So I've deployed enough firewalls to see every possible management interface deployment I think you could possibly have, from amazing isolated MGMT networks which have no connection to the outside world and are trully isolated to the flat network just adding the management interface in with everything else.

There's a lot of different ways you can do this, and what method you use is going to be determined by your companies risk assessment and regulatory requirements. A lot of the DOD, healthcare, and financial sector will actually have dedicated management networks which isn't allowed to be accessed, or access, anything not residing in said management network. You would have a dedicated management computer, and all your management tasks would be carried out from that machine. 

A more common deployment is when companies will use a separate VRF (or just a VLAN depending on setup) and just logically separate out a management network on their existing equipment and highly control what and who is allowed to communicate to/from this zone/vlan. Sometimes you have a dedicated management host in this scenario, but more often you simply have tightly controlled access from specific machines and people allowed access to these resources. In this scenario no traffic should be able to communicate to or from one of your management hosts without it being logged and recorded by something. 
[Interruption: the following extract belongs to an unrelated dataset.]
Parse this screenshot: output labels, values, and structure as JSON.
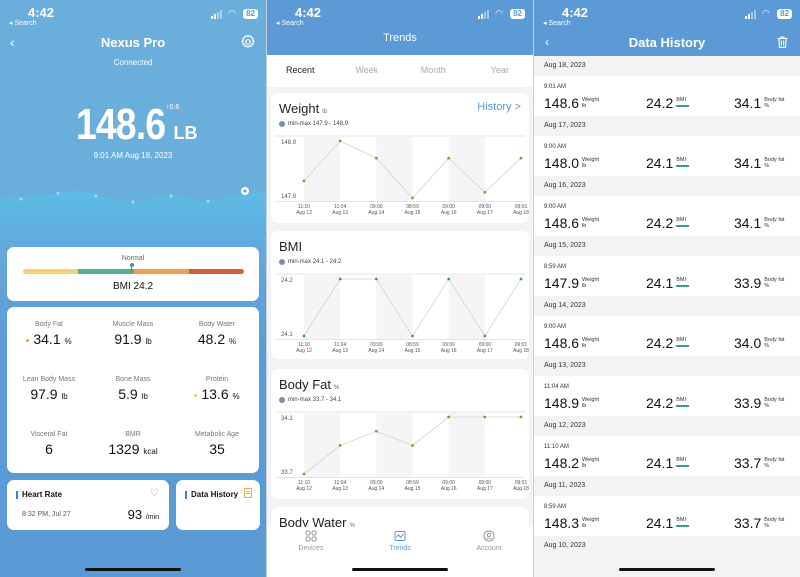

The most common deployment that you'll see that actually follows best practices is simply securing the management interface via the permitted-ip restrictions. IE: You're setting up a list of hosts that can communicate to the firewalls management interface, everything else will simply be denied access.

Lastly, sadly, if you look at it from a pure numbers standpoint the most common deployment across all PAN environments is when the organization really isn't doing anything to secure the management interface. They aren't limited access to it, or its in the same l2 networks as everything else on the same vlan, and they haven't setup any restrictions outside of username/password security. Don't do this, as it's incredibly insecure. You should at the absolute minimum setup permitted-ips so that the management interface can only communicate to hosts that you've expressly specified within your configuration.

 

 

As to your earlier concern about someone creating a policy that locked you out of your management interface, as @Brandon_Wertz mentioned this really shouldn't be possible. Even if you have the management traffic traversing the firewall within your network, you should still be able to configure a host on the same vlan/vrf and access the management interface. The management interface on your firewall is completely separate from your dataplane, so the only way you can really lock yourself out of it is if you mess up the permitted-ip configuration and you somehow enter the wrong IP information here and create a situation where you physically need to configure a devices NIC and do a device -> management interface direct connection or access the device from the console port to regain access and correct the permitted-ip configuration. 

 

Hopefully that helps, but generally your management interface or management network as a whole rather is going to depend a lot on your organization and its requirements and regulatory bodies.